The Animaniacs video collection is "totally insaney," lavishly animated and full of silly situations and clever quips. The series originally aired on Fox for two years beginning in 1993. Don't miss Yakko's Universe Song on Disc 1.
Lab mice gone bad, Pinky and the Brain tried to take over the world in each episode on The WB from 1995 to 1998. The mad genius, Brain, with his humorous dry delivery, and Pinky, his mindless comic sidekick, nearly always fail at their task: But catch the triumphant It's Only a Paper World on Disc 3.

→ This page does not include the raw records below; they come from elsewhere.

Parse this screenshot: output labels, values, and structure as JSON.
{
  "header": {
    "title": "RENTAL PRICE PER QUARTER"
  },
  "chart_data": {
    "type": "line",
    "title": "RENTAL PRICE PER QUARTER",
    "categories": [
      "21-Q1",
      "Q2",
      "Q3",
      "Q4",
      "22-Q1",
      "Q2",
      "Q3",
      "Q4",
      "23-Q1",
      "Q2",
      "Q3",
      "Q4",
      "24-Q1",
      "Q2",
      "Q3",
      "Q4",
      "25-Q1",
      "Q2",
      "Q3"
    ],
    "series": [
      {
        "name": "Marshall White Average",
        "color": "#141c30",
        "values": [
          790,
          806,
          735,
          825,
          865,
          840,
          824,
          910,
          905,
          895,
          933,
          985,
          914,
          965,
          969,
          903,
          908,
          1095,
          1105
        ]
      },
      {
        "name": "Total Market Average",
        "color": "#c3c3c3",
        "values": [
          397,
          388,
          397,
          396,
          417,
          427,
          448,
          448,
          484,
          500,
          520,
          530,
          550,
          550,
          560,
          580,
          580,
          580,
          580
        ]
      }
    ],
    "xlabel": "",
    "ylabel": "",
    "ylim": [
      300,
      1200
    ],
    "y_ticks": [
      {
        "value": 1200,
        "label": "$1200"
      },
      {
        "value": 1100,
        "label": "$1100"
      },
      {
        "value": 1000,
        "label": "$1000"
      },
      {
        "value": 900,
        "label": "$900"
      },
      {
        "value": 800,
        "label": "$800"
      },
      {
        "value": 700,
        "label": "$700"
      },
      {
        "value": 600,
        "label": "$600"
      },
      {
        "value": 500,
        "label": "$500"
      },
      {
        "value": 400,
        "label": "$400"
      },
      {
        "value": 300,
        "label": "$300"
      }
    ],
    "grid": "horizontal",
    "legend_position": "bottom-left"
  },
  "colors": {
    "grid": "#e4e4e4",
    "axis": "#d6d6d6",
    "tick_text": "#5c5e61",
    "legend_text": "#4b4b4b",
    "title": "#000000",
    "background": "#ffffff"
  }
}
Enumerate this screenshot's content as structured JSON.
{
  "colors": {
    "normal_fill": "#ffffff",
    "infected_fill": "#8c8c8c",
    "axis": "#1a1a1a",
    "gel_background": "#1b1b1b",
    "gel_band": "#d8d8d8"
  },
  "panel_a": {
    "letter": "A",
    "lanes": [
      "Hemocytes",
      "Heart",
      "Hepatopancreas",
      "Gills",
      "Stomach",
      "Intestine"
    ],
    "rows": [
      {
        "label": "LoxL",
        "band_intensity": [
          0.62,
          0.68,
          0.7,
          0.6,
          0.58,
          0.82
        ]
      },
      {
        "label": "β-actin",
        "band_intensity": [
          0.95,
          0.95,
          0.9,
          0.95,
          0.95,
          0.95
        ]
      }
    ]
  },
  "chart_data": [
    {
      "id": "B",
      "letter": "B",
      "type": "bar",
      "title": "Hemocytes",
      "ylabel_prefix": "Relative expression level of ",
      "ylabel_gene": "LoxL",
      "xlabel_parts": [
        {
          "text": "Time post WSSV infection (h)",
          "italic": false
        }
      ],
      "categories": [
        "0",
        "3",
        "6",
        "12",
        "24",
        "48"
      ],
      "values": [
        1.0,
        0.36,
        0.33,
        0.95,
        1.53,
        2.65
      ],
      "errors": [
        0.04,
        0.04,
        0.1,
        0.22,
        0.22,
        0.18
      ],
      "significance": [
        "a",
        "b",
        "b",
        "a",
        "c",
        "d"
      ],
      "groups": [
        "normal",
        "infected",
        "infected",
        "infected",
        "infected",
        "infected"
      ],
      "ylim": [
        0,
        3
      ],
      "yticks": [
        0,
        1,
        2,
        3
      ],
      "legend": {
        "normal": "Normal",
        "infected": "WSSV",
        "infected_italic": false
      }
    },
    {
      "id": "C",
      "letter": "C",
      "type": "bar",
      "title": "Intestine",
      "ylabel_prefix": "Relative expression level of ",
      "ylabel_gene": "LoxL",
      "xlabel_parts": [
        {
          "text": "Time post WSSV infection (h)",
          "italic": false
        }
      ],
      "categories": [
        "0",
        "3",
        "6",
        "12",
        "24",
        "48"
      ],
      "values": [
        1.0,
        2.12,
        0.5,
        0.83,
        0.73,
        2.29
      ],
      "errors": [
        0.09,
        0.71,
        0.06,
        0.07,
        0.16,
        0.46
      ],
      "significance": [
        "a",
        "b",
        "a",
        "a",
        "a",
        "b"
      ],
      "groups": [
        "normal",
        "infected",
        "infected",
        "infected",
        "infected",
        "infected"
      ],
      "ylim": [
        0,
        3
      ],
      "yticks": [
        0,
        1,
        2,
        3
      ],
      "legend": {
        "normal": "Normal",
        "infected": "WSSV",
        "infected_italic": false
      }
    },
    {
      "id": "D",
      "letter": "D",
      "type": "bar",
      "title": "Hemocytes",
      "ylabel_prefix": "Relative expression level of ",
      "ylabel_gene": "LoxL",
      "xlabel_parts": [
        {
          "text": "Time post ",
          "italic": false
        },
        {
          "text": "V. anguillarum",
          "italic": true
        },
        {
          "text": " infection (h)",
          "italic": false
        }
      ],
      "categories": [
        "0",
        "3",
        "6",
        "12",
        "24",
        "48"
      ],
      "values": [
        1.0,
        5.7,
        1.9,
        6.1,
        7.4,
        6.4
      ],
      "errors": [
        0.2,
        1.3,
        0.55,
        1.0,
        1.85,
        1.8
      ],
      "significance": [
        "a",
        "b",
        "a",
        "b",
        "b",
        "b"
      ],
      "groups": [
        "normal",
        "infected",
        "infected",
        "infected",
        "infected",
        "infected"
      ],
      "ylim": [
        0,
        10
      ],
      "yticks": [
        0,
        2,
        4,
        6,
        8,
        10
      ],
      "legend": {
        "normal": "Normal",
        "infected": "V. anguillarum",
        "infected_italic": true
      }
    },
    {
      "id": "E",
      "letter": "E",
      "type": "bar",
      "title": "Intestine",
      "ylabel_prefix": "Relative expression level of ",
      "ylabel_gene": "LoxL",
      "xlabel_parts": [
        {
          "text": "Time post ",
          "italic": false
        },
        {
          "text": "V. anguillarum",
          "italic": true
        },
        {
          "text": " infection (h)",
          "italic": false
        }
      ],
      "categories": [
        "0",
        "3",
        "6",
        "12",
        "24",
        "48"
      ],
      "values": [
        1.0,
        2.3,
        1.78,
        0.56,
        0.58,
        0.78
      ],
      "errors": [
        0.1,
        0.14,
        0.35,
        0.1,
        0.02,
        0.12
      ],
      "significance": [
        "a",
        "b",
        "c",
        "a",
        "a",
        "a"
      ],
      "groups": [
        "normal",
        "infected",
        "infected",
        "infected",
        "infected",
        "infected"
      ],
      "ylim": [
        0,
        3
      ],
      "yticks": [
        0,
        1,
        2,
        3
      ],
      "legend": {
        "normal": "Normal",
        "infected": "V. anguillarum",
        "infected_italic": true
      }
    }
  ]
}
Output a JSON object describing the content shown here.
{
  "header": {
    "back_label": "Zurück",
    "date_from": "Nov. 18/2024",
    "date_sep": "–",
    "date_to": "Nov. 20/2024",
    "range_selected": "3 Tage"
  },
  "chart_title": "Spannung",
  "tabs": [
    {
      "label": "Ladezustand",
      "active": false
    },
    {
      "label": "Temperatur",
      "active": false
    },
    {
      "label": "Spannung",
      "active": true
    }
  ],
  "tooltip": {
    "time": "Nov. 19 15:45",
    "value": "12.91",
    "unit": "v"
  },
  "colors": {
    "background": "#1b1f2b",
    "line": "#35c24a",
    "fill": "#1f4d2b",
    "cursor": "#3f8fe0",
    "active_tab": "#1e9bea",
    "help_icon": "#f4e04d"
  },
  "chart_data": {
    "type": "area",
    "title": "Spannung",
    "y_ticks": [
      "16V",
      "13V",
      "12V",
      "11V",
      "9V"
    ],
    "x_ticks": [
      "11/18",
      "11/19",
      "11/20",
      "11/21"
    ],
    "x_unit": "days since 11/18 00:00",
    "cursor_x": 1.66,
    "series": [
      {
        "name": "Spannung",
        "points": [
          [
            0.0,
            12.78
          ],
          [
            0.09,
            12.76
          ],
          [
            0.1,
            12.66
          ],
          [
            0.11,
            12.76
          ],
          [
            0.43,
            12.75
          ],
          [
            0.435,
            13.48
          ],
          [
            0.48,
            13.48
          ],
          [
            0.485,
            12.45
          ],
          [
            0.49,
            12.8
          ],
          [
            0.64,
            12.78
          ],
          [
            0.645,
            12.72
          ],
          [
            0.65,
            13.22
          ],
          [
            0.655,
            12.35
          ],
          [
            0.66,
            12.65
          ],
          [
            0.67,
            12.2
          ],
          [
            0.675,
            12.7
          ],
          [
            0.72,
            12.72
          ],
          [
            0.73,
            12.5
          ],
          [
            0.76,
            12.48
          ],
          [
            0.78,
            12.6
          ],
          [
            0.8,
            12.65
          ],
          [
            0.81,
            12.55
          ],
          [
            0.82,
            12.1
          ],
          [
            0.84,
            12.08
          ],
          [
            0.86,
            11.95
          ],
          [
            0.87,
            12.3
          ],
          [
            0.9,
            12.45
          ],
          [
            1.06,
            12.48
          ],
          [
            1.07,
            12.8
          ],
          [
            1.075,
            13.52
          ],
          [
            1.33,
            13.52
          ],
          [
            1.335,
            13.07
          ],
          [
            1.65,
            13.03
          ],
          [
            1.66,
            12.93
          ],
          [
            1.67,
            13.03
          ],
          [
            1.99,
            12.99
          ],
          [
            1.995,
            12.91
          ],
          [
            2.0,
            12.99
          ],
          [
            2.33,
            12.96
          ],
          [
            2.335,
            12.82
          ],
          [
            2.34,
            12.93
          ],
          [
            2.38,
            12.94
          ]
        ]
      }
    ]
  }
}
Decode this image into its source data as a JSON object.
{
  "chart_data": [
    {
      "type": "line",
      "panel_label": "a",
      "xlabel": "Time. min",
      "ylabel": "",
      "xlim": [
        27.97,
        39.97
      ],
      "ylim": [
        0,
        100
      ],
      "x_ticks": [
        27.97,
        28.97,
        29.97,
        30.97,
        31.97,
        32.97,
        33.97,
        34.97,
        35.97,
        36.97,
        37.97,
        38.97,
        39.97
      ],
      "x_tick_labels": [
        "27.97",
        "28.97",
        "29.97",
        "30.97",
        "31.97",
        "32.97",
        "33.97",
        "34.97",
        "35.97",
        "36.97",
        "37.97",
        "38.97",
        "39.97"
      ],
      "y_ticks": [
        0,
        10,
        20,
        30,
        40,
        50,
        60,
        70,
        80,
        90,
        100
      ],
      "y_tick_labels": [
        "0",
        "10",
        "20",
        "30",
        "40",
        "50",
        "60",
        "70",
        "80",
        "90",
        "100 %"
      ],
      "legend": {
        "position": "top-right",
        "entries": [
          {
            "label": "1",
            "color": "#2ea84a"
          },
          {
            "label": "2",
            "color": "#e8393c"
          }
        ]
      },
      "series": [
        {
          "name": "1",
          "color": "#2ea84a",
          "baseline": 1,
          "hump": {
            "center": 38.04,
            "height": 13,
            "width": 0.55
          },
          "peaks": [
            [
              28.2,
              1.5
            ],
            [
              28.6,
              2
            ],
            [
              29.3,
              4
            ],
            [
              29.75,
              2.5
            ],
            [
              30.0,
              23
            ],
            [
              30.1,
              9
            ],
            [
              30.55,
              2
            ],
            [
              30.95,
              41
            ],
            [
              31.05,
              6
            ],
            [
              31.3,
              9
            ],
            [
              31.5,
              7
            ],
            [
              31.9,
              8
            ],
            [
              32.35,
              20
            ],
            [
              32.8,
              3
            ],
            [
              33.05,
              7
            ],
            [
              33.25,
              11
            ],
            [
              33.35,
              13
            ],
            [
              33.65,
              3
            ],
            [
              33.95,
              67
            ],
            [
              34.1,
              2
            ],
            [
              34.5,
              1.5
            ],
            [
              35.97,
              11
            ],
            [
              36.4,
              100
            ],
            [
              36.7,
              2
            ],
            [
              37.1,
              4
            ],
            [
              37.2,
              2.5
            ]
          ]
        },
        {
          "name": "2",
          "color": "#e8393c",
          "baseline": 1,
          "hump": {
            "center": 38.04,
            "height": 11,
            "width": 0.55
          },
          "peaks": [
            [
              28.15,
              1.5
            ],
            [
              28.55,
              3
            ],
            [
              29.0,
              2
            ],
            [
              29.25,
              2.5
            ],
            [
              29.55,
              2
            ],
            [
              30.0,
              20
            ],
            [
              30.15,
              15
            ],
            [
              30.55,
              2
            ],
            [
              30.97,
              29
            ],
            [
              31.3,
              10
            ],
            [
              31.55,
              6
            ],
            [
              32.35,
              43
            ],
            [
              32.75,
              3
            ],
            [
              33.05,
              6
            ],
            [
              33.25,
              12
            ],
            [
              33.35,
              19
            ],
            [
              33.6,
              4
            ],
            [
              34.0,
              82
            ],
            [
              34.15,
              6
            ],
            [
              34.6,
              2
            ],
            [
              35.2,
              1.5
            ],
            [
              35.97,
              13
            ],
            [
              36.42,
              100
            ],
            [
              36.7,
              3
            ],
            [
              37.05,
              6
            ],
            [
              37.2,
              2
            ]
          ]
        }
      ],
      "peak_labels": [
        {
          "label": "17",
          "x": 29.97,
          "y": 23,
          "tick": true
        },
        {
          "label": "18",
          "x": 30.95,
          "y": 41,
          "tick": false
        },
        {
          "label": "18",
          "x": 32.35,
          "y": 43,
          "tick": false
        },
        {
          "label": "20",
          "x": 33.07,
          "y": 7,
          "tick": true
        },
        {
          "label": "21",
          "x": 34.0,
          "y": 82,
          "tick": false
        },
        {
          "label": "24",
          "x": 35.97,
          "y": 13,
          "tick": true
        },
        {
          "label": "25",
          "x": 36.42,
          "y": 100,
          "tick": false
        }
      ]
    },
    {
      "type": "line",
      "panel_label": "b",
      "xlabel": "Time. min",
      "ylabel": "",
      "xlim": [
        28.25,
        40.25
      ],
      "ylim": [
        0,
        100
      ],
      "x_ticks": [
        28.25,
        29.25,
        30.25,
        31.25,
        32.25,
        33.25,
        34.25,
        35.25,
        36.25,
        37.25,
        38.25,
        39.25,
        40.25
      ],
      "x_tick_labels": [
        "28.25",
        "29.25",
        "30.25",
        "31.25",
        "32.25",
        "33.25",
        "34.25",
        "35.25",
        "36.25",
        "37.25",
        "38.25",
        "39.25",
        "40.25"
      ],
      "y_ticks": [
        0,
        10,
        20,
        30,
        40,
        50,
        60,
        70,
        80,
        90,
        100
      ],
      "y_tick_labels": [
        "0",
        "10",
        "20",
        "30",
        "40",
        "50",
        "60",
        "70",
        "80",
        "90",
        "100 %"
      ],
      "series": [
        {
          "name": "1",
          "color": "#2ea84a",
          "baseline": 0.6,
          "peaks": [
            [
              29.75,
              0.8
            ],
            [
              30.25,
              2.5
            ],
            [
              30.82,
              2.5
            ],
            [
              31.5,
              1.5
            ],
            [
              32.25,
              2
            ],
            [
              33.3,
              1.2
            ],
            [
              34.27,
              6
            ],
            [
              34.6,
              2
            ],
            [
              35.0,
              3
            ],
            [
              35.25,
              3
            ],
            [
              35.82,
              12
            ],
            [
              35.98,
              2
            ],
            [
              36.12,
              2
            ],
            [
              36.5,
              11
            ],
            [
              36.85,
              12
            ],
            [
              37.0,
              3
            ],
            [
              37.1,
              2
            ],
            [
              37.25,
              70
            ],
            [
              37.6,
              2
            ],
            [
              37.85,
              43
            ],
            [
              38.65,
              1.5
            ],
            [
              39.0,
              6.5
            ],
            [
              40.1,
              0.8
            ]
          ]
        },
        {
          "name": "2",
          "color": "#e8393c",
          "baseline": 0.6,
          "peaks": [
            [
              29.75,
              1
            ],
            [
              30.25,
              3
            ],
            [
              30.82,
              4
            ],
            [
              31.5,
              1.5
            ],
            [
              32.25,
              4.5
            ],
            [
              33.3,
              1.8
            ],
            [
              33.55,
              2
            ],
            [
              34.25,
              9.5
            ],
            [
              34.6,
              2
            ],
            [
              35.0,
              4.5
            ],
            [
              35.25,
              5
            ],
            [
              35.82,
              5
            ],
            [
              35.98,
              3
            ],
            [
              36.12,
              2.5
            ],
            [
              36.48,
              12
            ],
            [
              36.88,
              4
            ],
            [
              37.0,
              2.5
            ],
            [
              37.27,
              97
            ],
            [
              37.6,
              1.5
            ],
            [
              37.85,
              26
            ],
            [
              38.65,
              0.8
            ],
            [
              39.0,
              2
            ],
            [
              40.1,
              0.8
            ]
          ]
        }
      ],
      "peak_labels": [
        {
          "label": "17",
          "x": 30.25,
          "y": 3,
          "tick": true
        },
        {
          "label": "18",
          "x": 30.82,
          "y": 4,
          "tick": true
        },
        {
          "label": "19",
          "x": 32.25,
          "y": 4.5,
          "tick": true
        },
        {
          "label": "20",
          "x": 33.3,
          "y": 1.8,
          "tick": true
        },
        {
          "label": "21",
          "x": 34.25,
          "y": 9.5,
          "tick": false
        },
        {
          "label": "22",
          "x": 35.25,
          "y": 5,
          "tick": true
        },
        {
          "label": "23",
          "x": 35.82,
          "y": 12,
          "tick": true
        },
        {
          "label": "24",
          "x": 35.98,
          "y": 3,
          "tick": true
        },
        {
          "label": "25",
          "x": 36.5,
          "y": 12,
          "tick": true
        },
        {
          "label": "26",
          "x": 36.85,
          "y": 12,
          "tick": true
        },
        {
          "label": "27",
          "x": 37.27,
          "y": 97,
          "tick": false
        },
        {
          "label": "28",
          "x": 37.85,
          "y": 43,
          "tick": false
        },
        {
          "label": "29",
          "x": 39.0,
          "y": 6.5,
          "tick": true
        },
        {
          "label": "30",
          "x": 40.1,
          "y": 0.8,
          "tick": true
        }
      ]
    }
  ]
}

Roald Dahl's The BFG: Big Friendly
Giant
A&E Home Video; 88 minutes; $19.95, DVD
Grade: B+
For the Roald Dahl fans at my house, this video version of his 1982 book The BFG, illustrated by Quentin Blake, can't compare to reading the story. But as adaptations go, it stays true to the tale and vividly depicts the BFG's fearsome neighbors in Giant Country.
Leroy & Stitch
Walt Disney Home Entertainment; 73 minutes; $26.99, DVD
Grade: B
My boys still like 2002's Lilo & Stitch but were disappointed in its first two sequels. This one, however, while not nearly as endearing or inventive as the movie that spawned it, comes closest. It features Leroy, "the evil twin of Stitch," and reunites all the original characters for moments of creative wit.